Recent additions to the BUFVC Moving Image Gateway
Published: 7 March 2013The BUFVC Moving Image Gateway includes over 1,300 websites relating to video, multimedia and sound materials. These have been subdivided into over 40 subject areas. To suggest new entries or amendments, please contact us by email or telephone or visit the Gateway at http://bufvc.ac.uk/gateway/
Encyclopedia of Life
Website with the ambitious aim of gathering together information on all 1.9 million species currently known to science. The site is constructed on the basis one page per species, with biological classification, in expandable taxonomic ranks, displaying alongside images, video, text and bibliographic references. There are a number of resources aimed at helping users navigate such a large amount of information, including podcasts, informational videos, Google Earth tours and explanatory articles, on topics from biodiversity to species classification. The site is aimed at as broad an audience as possible: students of all ages, teachers, researchers, scientists, as well as the general enthusiast, are all catered for.
Filmoteca Española
The Filmoteca Espanola’s new online platform streams various short films, documentaries and feature films from its archives, including Luis Bunuel’s Un Chien Andalou and a number of films relating to World War I. The newsreel NO-DO (Noticiarios y Documentales), which ran from 1943 – 1981, has recently been made available to view in its entirety on the site, providing a fascinating and invaluable record of life in Spain under General Franco, albeit one viewed through the prism of a series which was closely linked with – and inevitably tainted by – the dictator’s regime. Many of the newsreels are pure propaganda, showing Franco opening public works, giving speeches and the like but much of the material also focuses on everyday Spanish life, covering sports, entertainment, fashion, scientific and technological advances as well as an ‘Instantaneas Mundiales’ slot which provides a brief round-up of international news.

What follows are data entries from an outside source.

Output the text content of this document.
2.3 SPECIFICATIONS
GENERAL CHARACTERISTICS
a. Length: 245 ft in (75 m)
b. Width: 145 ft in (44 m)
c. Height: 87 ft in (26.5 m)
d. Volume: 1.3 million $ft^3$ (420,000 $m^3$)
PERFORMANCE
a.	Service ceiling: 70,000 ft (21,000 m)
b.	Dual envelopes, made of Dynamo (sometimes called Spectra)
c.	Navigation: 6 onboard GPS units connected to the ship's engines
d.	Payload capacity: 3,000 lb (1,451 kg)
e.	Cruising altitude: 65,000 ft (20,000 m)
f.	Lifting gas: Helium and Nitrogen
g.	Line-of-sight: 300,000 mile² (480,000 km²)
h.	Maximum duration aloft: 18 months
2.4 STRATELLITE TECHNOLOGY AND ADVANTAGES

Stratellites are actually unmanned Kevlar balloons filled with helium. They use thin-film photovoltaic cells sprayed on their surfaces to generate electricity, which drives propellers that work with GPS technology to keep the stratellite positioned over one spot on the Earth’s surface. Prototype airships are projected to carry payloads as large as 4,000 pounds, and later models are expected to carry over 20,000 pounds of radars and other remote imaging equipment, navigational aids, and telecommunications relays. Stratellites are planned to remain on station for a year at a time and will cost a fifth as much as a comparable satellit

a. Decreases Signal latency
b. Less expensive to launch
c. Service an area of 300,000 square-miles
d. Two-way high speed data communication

This example from June 1950 has items on American actor Edward G. Robinson’s visit to Toledo and a speech by General De Gaulle on the communist threat. Digitised programme sheets are linked to the videos and viewable in pdf format. Although some of the original audio commentaries have been lost, the standard of digitisation of the newsreels themselves is uniformly excellent, making this an essential resource for students of modern Spanish history and newsreel historians alike.
Jodcast
Created by a group of astronomers at The University of Manchester’s Jodrell Bank, this monthly, hour-long podcast is presented in a magazine format, featuring interviews, news, what to look out for in the night sky and contributions from astronomers on the latest research in their field. The podcast is free to subscribe to and can be downloaded. Nicely presented with a detailed textual summary of each episode, useful links and a forum.
Medway on Screen
An initiative of Screen Archive South East, this resource is the result of a community project to share, celebrate and reflect on the history of Medway and West Kent in the 20th century. The site features a selection of the archive films which were used as a catalyst to help produce the reminiscences, stories and memories from the participants whose oral histories form the bedrock of the project. A selection of short films documents the history of the project itself, from its beginnings to completion, covering some notable milestones along the way, such as the project’s collaboration with Black History Month, in which participants talk about the history of immigration to the Medway Towns based on their own experiences. A two-disc DVD was produced at the end of the project featuring hightlights from the oral histories and film selections from the archives.
Under the Microscope
This collection of videos curated by Cambridge University shows different aspects of the natural and man-made world, filmed in extreme close-up using microscope cameras. From the development of a mouse embryo, to a look at how the eyes of beetles and flies can inspire technology the clarity of the images together with commentaries by Cambridge academics combine elegantly to offer brief but illuminating introductions to aspects of biology and nanotechnology.